Абатай, кряхтя, поклонился. Потом все замелькало перед ним – уж кланяться так кланяться, с него не убудет. И он кланялся до тех пор, пока Володя не схватил его за плечо и не закричал, что он этого не потерпит. Старик вздохнул, глядя на Володино красное, сердитое лицо. Наверное, все-таки требует коня, или олешек, или овец. И наверное, сейчас выгонит вон из больницы. Но никто деда никуда не выгонял. Наоборот, он принялся за завтрак – за прекрасную кашу, за лепешки с чем-то липким и сладким, за чай с молоком. А проснувшиеся соседи расспрашивали его нарочно тихими голосами, и он, не торопясь, важно отвечал. Пусть помучаются, не все сразу, понемножечку...
В девять Николай Евгеньевич начал мыть руки. И на нем, и на Устименке, и на Данзы были надеты теперь придуманные Володей и сшитые «мадам повар» длинные пиджаки из клеенки, поверх которых натягивались сырые халаты. При Володином способе стерилизации халаты и все прочее необходимое для операции получалось сырым.

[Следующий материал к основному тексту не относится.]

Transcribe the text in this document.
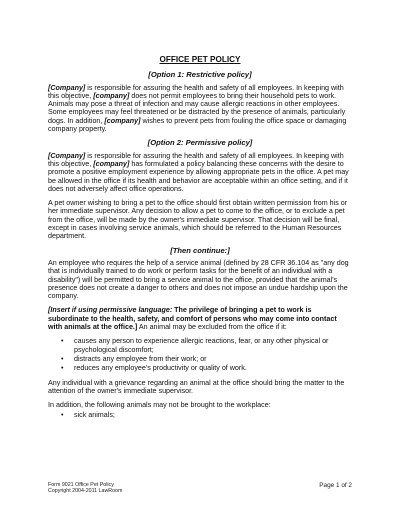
OFFICE PET POLICY
[Option 1: Restrictive policy]

[Company] is responsible for assuring the health and safety of all employees. In keeping with this objective, [company] does not permit employees to bring their household pets to work. Animals may pose a threat of infection and may cause allergic reactions in other employees. Some employees may feel threatened or be distracted by the presence of animals, particularly dogs. In addition, [company] wishes to prevent pets from fouling the office space or damaging company property.

[Option 2: Permissive policy]

[Company] is responsible for assuring the health and safety of all employees. In keeping with this objective, [company] has formulated a policy balancing these concerns with the desire to promote a positive employment experience by allowing appropriate pets in the office. A pet may be allowed in the office if its health and behavior are acceptable within an office setting, and if it does not adversely affect office operations.

A pet owner wishing to bring a pet to the office should first obtain written permission from his or her immediate supervisor. Any decision to allow a pet to come to the office, or to exclude a pet from the office, will be made by the owner's immediate supervisor. That decision will be final, except in cases involving service animals, which should be referred to the Human Resources department.

[Then continue:]

An employee who requires the help of a service animal (defined by 28 CFR 36.104 as "any dog that is individually trained to do work or perform tasks for the benefit of an individual with a disability") will be permitted to bring a service animal to the office, provided that the animal's presence does not create a danger to others and does not impose an undue hardship upon the company.

[Insert if using permissive language: The privilege of bringing a pet to work is subordinate to the health, safety, and comfort of persons who may come into contact with animals at the office.] An animal may be excluded from the office if it:

• causes any person to experience allergic reactions, fear, or any other physical or psychological discomfort;
• distracts any employee from their work; or
• reduces any employee's productivity or quality of work.

Any individual with a grievance regarding an animal at the office should bring the matter to the attention of the owner's immediate supervisor.

In addition, the following animals may not be brought to the workplace:

• sick animals;
Form 9021 Office Pet Policy
Copyright 2004-2011 LawRoom
Page 1 of 2
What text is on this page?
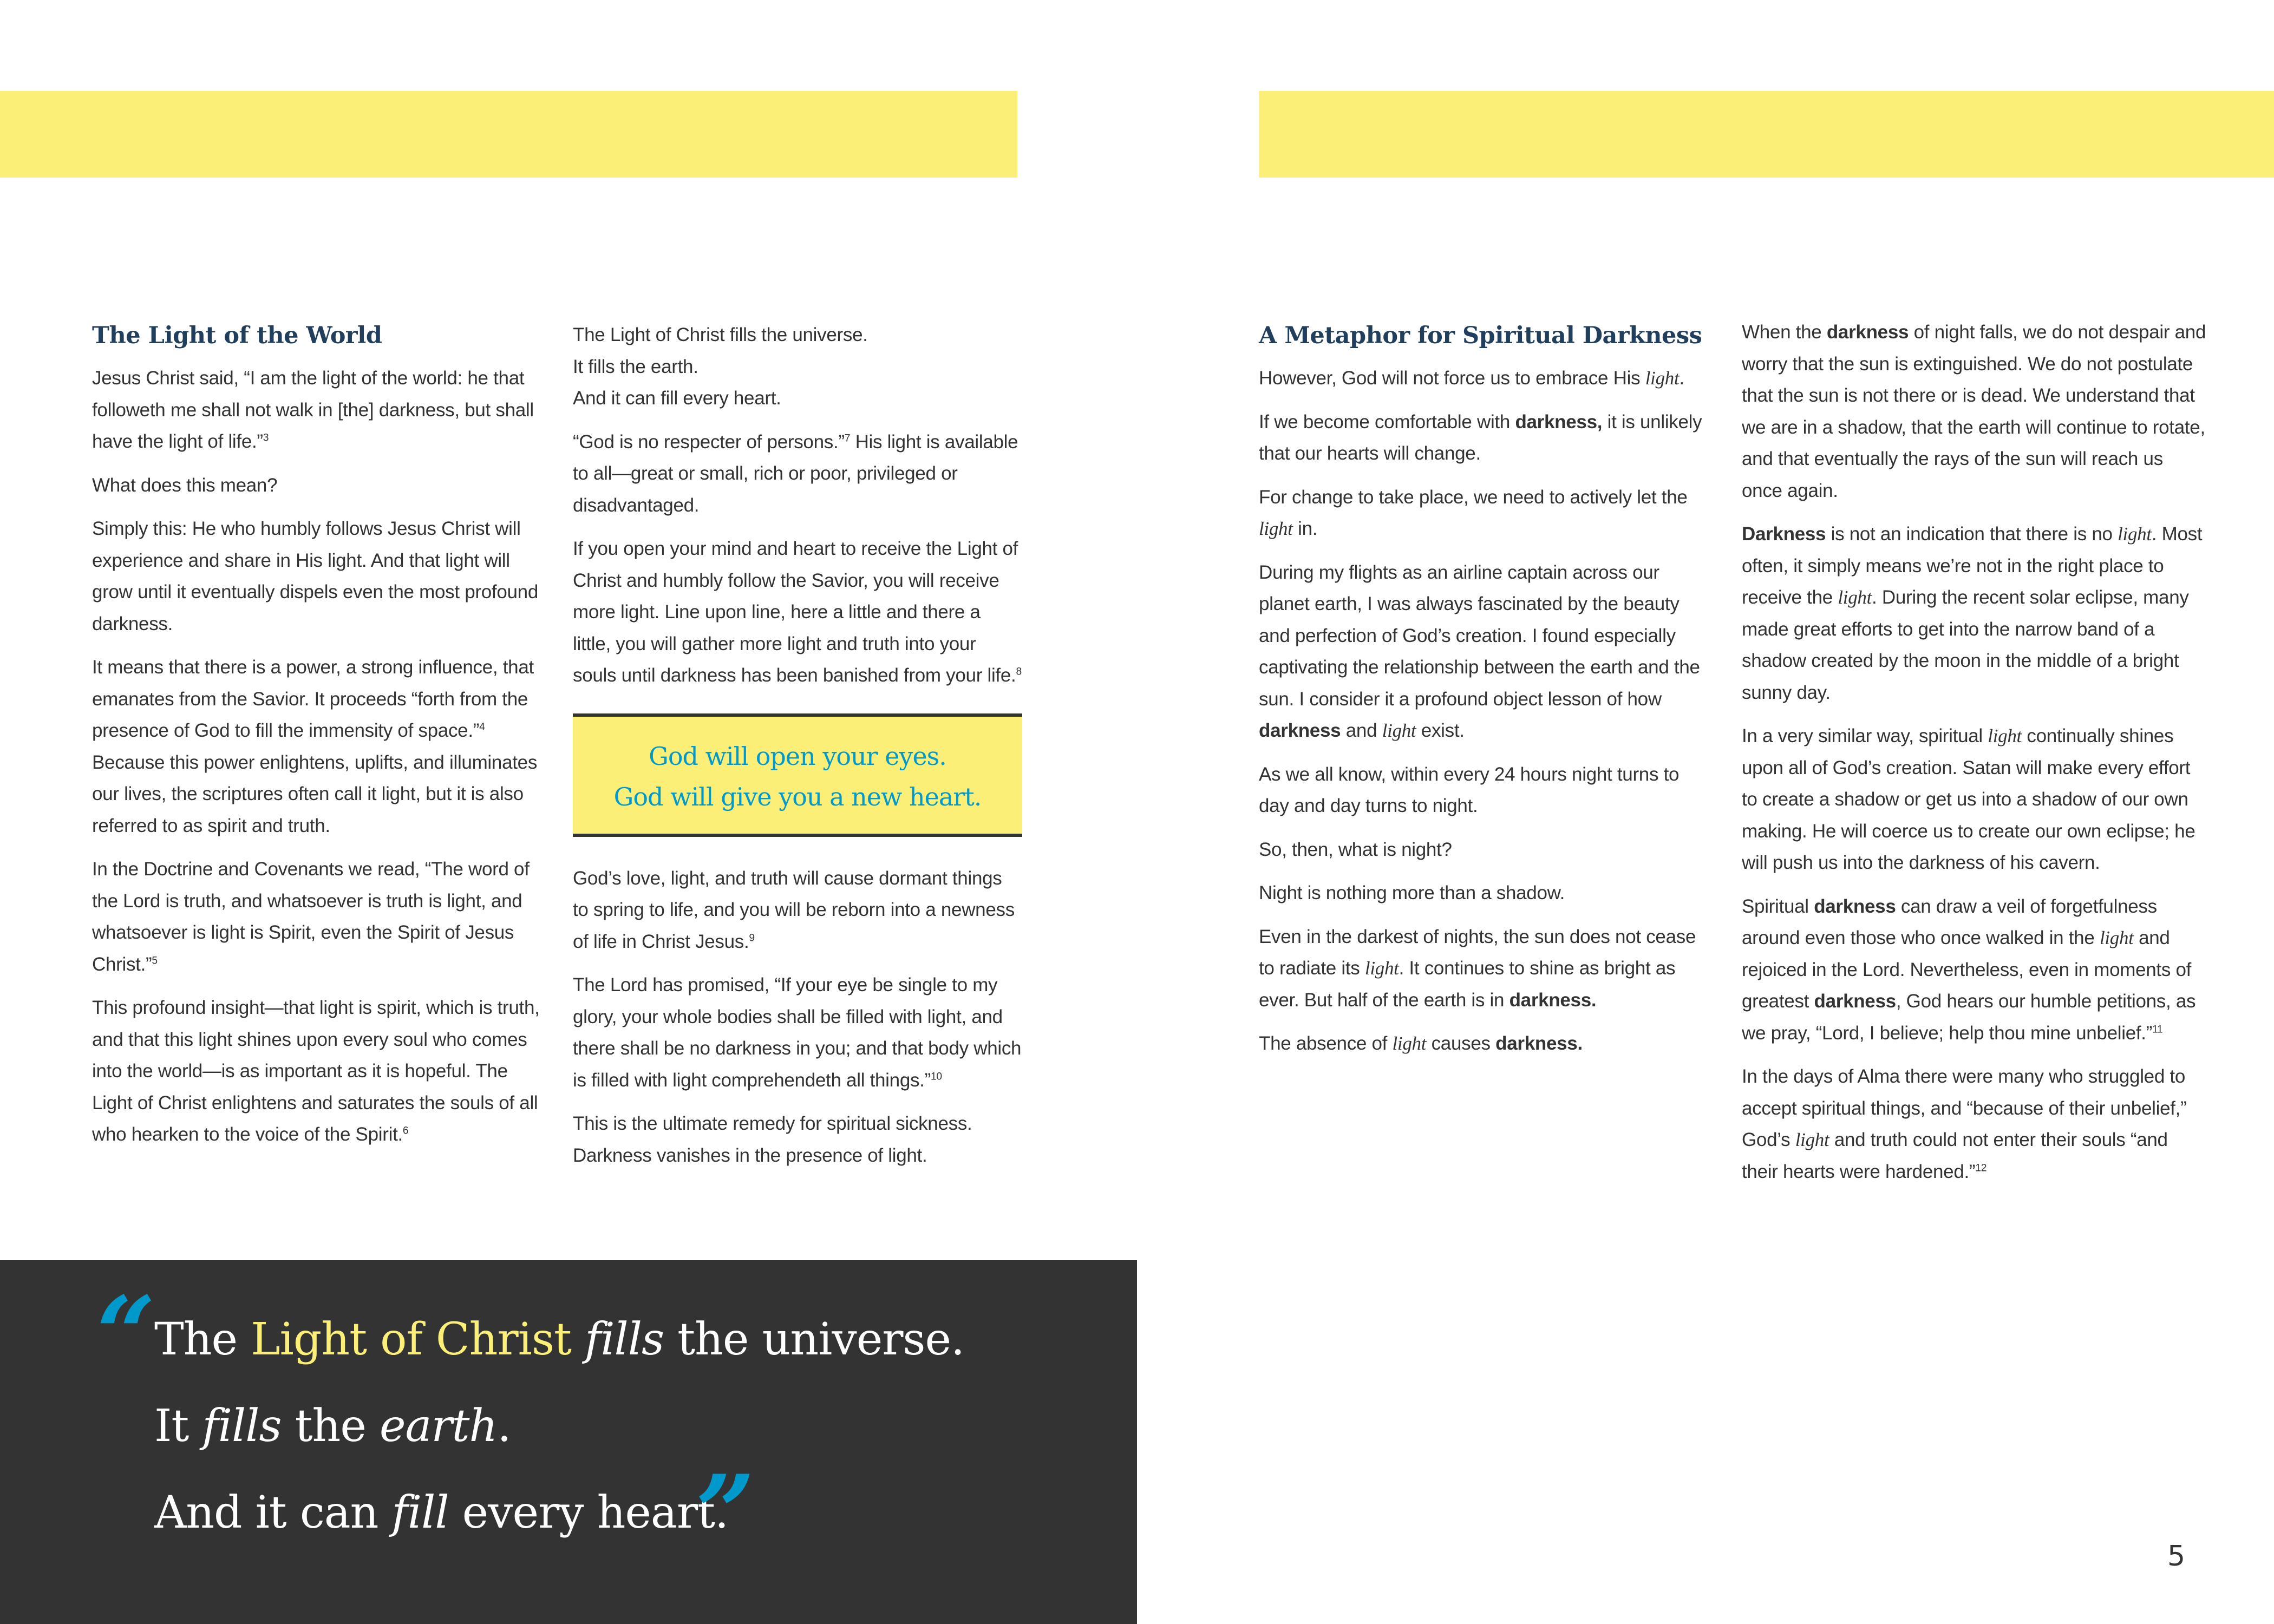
The Light of the World

Jesus Christ said, “I am the light of the world: he that followeth me shall not walk in [the] darkness, but shall have the light of life.”$^3$

What does this mean?

Simply this: He who humbly follows Jesus Christ will experience and share in His light. And that light will grow until it eventually dispels even the most profound darkness.

It means that there is a power, a strong influence, that emanates from the Savior. It proceeds “forth from the presence of God to fill the immensity of space.”$^4$ Because this power enlightens, uplifts, and illuminates our lives, the scriptures often call it light, but it is also referred to as spirit and truth.

In the Doctrine and Covenants we read, “The word of the Lord is truth, and whatsoever is truth is light, and whatsoever is light is Spirit, even the Spirit of Jesus Christ.”$^5$

This profound insight—that light is spirit, which is truth, and that this light shines upon every soul who comes into the world—is as important as it is hopeful. The Light of Christ enlightens and saturates the souls of all who hearken to the voice of the Spirit.$^6$

The Light of Christ fills the universe.

It fills the earth.

And it can fill every heart.

“God is no respecter of persons.”$^7$ His light is available to all—great or small, rich or poor, privileged or disadvantaged.

If you open your mind and heart to receive the Light of Christ and humbly follow the Savior, you will receive more light. Line upon line, here a little and there a little, you will gather more light and truth into your souls until darkness has been banished from your life.$^8$

God will open your eyes.
God will give you a new heart.

God’s love, light, and truth will cause dormant things to spring to life, and you will be reborn into a newness of life in Christ Jesus.$^9$

The Lord has promised, “If your eye be single to my glory, your whole bodies shall be filled with light, and there shall be no darkness in you; and that body which is filled with light comprehendeth all things.”$^{10}$

This is the ultimate remedy for spiritual sickness. Darkness vanishes in the presence of light.

“
The Light of Christ fills the universe.
It fills the earth.
And it can fill every heart.
”
A Metaphor for Spiritual Darkness

However, God will not force us to embrace His light.

If we become comfortable with darkness, it is unlikely that our hearts will change.

For change to take place, we need to actively let the light in.

During my flights as an airline captain across our planet earth, I was always fascinated by the beauty and perfection of God’s creation. I found especially captivating the relationship between the earth and the sun. I consider it a profound object lesson of how darkness and light exist.

As we all know, within every 24 hours night turns to day and day turns to night.

So, then, what is night?

Night is nothing more than a shadow.

Even in the darkest of nights, the sun does not cease to radiate its light. It continues to shine as bright as ever. But half of the earth is in darkness.

The absence of light causes darkness.

When the darkness of night falls, we do not despair and worry that the sun is extinguished. We do not postulate that the sun is not there or is dead. We understand that we are in a shadow, that the earth will continue to rotate, and that eventually the rays of the sun will reach us once again.

Darkness is not an indication that there is no light. Most often, it simply means we’re not in the right place to receive the light. During the recent solar eclipse, many made great efforts to get into the narrow band of a shadow created by the moon in the middle of a bright sunny day.

In a very similar way, spiritual light continually shines upon all of God’s creation. Satan will make every effort to create a shadow or get us into a shadow of our own making. He will coerce us to create our own eclipse; he will push us into the darkness of his cavern.

Spiritual darkness can draw a veil of forgetfulness around even those who once walked in the light and rejoiced in the Lord. Nevertheless, even in moments of greatest darkness, God hears our humble petitions, as we pray, “Lord, I believe; help thou mine unbelief.”$^{11}$

In the days of Alma there were many who struggled to accept spiritual things, and “because of their unbelief,” God’s light and truth could not enter their souls “and their hearts were hardened.”$^{12}$

5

– Оперировать будете вы, – сказал Богословский. – Я нынче и ассистент, и операционная сестра.
Саин-Белек лежал на операционном столе испуганный, словно заяц, поводил носом, ворчал и жаловался Мады-Данзы:
– А почему доктор не привинтил к своей голове круглое зеркало? А почему для меня зеленые огни не зажгли? Разве я хуже деда Абатая? Дед Абатай – нищий, только-только не с сумой побирается, а я, если захочу, и баранов могу подарить этим докторам. Пусть привинчивают зеркала, скажи!

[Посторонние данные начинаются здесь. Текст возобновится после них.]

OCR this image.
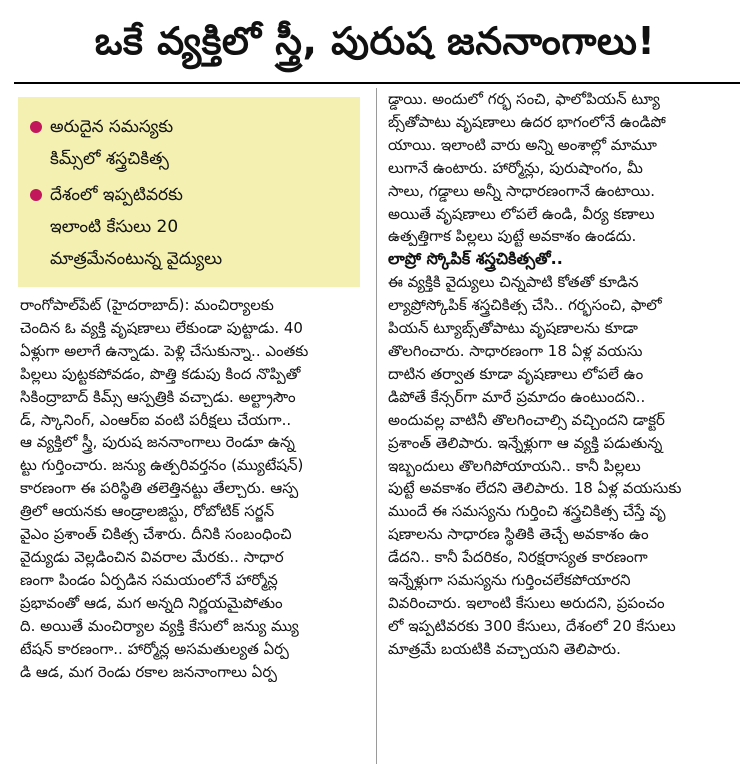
ఒకే వ్యక్తిలో స్త్రీ, పురుష జననాంగాలు!
అరుదైన సమస్యకు
కిమ్స్‌లో శస్త్రచికిత్స
దేశంలో ఇప్పటివరకు
ఇలాంటి కేసులు 20
మాత్రమేనంటున్న వైద్యులు
రాంగోపాల్‌పేట్ (హైదరాబాద్): మంచిర్యాలకు
చెందిన ఓ వ్యక్తి వృషణాలు లేకుండా పుట్టాడు. 40
ఏళ్లుగా అలాగే ఉన్నాడు. పెళ్లి చేసుకున్నా.. ఎంతకు
పిల్లలు పుట్టకపోవడం, పొత్తి కడుపు కింద నొప్పితో
సికింద్రాబాద్ కిమ్స్ ఆస్పత్రికి వచ్చాడు. అల్ట్రాసౌం
డ్, స్కానింగ్, ఎంఆర్ఐ వంటి పరీక్షలు చేయగా..
ఆ వ్యక్తిలో స్త్రీ, పురుష జననాంగాలు రెండూ ఉన్న
ట్టు గుర్తించారు. జన్యు ఉత్పరివర్తనం (మ్యుటేషన్)
కారణంగా ఈ పరిస్థితి తలెత్తినట్టు తేల్చారు. ఆస్ప
త్రిలో ఆయనకు ఆండ్రాలజిస్టు, రోబోటిక్ సర్జన్
వైఎం ప్రశాంత్ చికిత్స చేశారు. దీనికి సంబంధించి
వైద్యుడు వెల్లడించిన వివరాల మేరకు.. సాధార
ణంగా పిండం ఏర్పడిన సమయంలోనే హార్మోన్ల
ప్రభావంతో ఆడ, మగ అన్నది నిర్ణయమైపోతుం
ది. అయితే మంచిర్యాల వ్యక్తి కేసులో జన్యు మ్యు
టేషన్ కారణంగా.. హార్మోన్ల అసమతుల్యత ఏర్ప
డి ఆడ, మగ రెండు రకాల జననాంగాలు ఏర్ప
డ్డాయి. అందులో గర్భ సంచి, ఫాలోపియన్ ట్యూ
బ్స్‌తోపాటు వృషణాలు ఉదర భాగంలోనే ఉండిపో
యాయి. ఇలాంటి వారు అన్ని అంశాల్లో మామూ
లుగానే ఉంటారు. హార్మోన్లు, పురుషాంగం, మీ
సాలు, గడ్డాలు అన్నీ సాధారణంగానే ఉంటాయి.
అయితే వృషణాలు లోపలే ఉండి, వీర్య కణాలు
ఉత్పత్తిగాక పిల్లలు పుట్టే అవకాశం ఉండదు.
లాప్రో స్కోపిక్ శస్త్రచికిత్సతో..
ఈ వ్యక్తికి వైద్యులు చిన్నపాటి కోతతో కూడిన
ల్యాప్రోస్కోపిక్ శస్త్రచికిత్స చేసి.. గర్భసంచి, ఫాలో
పియన్ ట్యూబ్స్‌తోపాటు వృషణాలను కూడా
తొలగించారు. సాధారణంగా 18 ఏళ్ల వయసు
దాటిన తర్వాత కూడా వృషణాలు లోపలే ఉం
డిపోతే కేన్సర్‌గా మారే ప్రమాదం ఉంటుందని..
అందువల్ల వాటినీ తొలగించాల్సి వచ్చిందని డాక్టర్
ప్రశాంత్ తెలిపారు. ఇన్నేళ్లుగా ఆ వ్యక్తి పడుతున్న
ఇబ్బందులు తొలగిపోయాయని.. కానీ పిల్లలు
పుట్టే అవకాశం లేదని తెలిపారు. 18 ఏళ్ల వయసుకు
ముందే ఈ సమస్యను గుర్తించి శస్త్రచికిత్స చేస్తే వృ
షణాలను సాధారణ స్థితికి తెచ్చే అవకాశం ఉం
డేదని.. కానీ పేదరికం, నిరక్షరాస్యత కారణంగా
ఇన్నేళ్లుగా సమస్యను గుర్తించలేకపోయారని
వివరించారు. ఇలాంటి కేసులు అరుదని, ప్రపంచం
లో ఇప్పటివరకు 300 కేసులు, దేశంలో 20 కేసులు
మాత్రమే బయటికి వచ్చాయని తెలిపారు.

Грыжа была двусторонняя, громадная и, конечно, невправимая. Володя стоял раздумывая. Богословский делал местную анестезию.
– Ну как? – спросил он.
– По Спасокукоцкому.
– Это разумеется, – улыбнулся Богословский. – Нет бога, кроме бога, и Магомет – пророк его.
– А что, – с вызовом ответил Володя. – Для меня Спасокукоцкий – истинное чудо и как клиницист, и как хирург, и как просто практический врач.

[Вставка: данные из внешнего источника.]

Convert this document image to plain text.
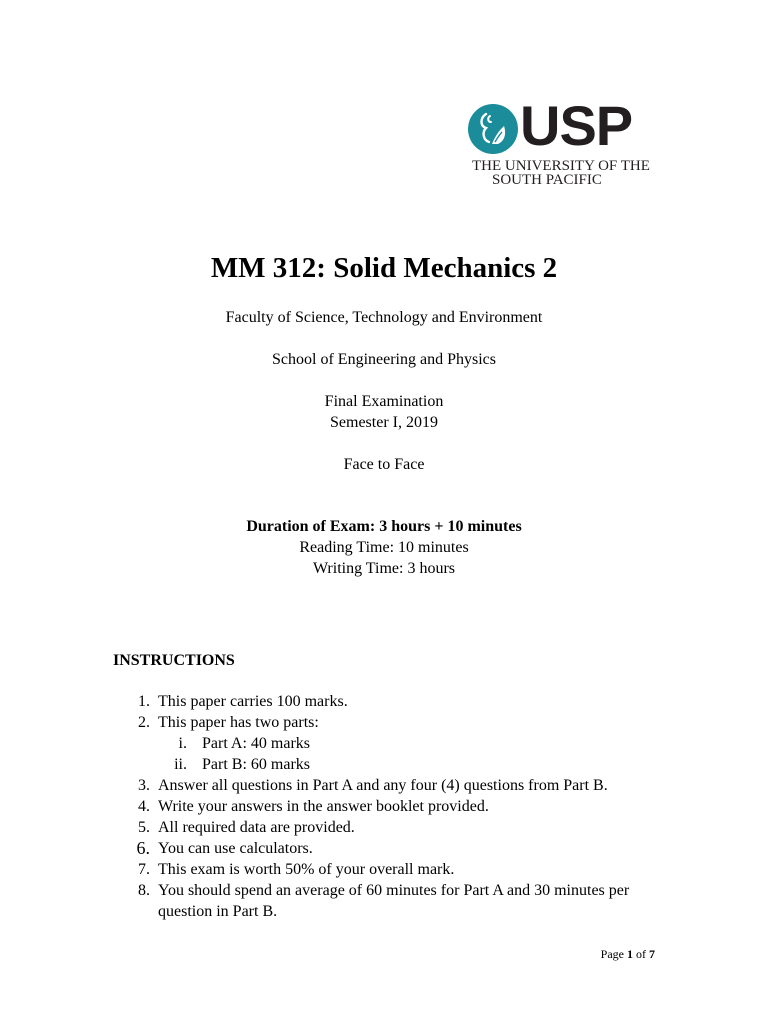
USP
THE UNIVERSITY OF THE
SOUTH PACIFIC
MM 312: Solid Mechanics 2
Faculty of Science, Technology and Environment
School of Engineering and Physics
Final Examination
Semester I, 2019
Face to Face
Duration of Exam: 3 hours + 10 minutes
Reading Time: 10 minutes
Writing Time: 3 hours
INSTRUCTIONS
1. This paper carries 100 marks.
2. This paper has two parts:
i. Part A: 40 marks
ii. Part B: 60 marks
3. Answer all questions in Part A and any four (4) questions from Part B.
4. Write your answers in the answer booklet provided.
5. All required data are provided.
6. You can use calculators.
7. This exam is worth 50% of your overall mark.
8. You should spend an average of 60 minutes for Part A and 30 minutes per question in Part B.
Page 1 of 7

Он взял из руки Богословского скальпель и сделал разрез на палец выше паховой складки. Обнажился апоневроз наружной, косой мышцы живота. Мады-Данзы слабо охнул, увидев кровь, и стал пятиться к двери.
– Вернитесь на свое место! – велел ему Богословский. – Слышите, вы?
Володя рассек подкожную клетчатку и фасции Купера. Николай Евгеньевич ассистировал молча, не руководя и только пристально всматриваясь. Кровь он убирал быстро и необыкновенно ловко. Саин-Белек иногда стонал, порой пускался в рассуждения, но тотчас же забывал, о чем вел речь.
– До сих пор помню фразу из учебника, – сказал Николай Евгеньевич: – «Накладывают на срединный лоскут апоневроза, как борт сюртука на другой борт, и пришивают к нему».
– И пришивают к нему, – повторил Володя, осторожно натягивая лигатуру. Он чувствовал, что операция сделана хорошо, и испытывал состояние радостного возбуждения.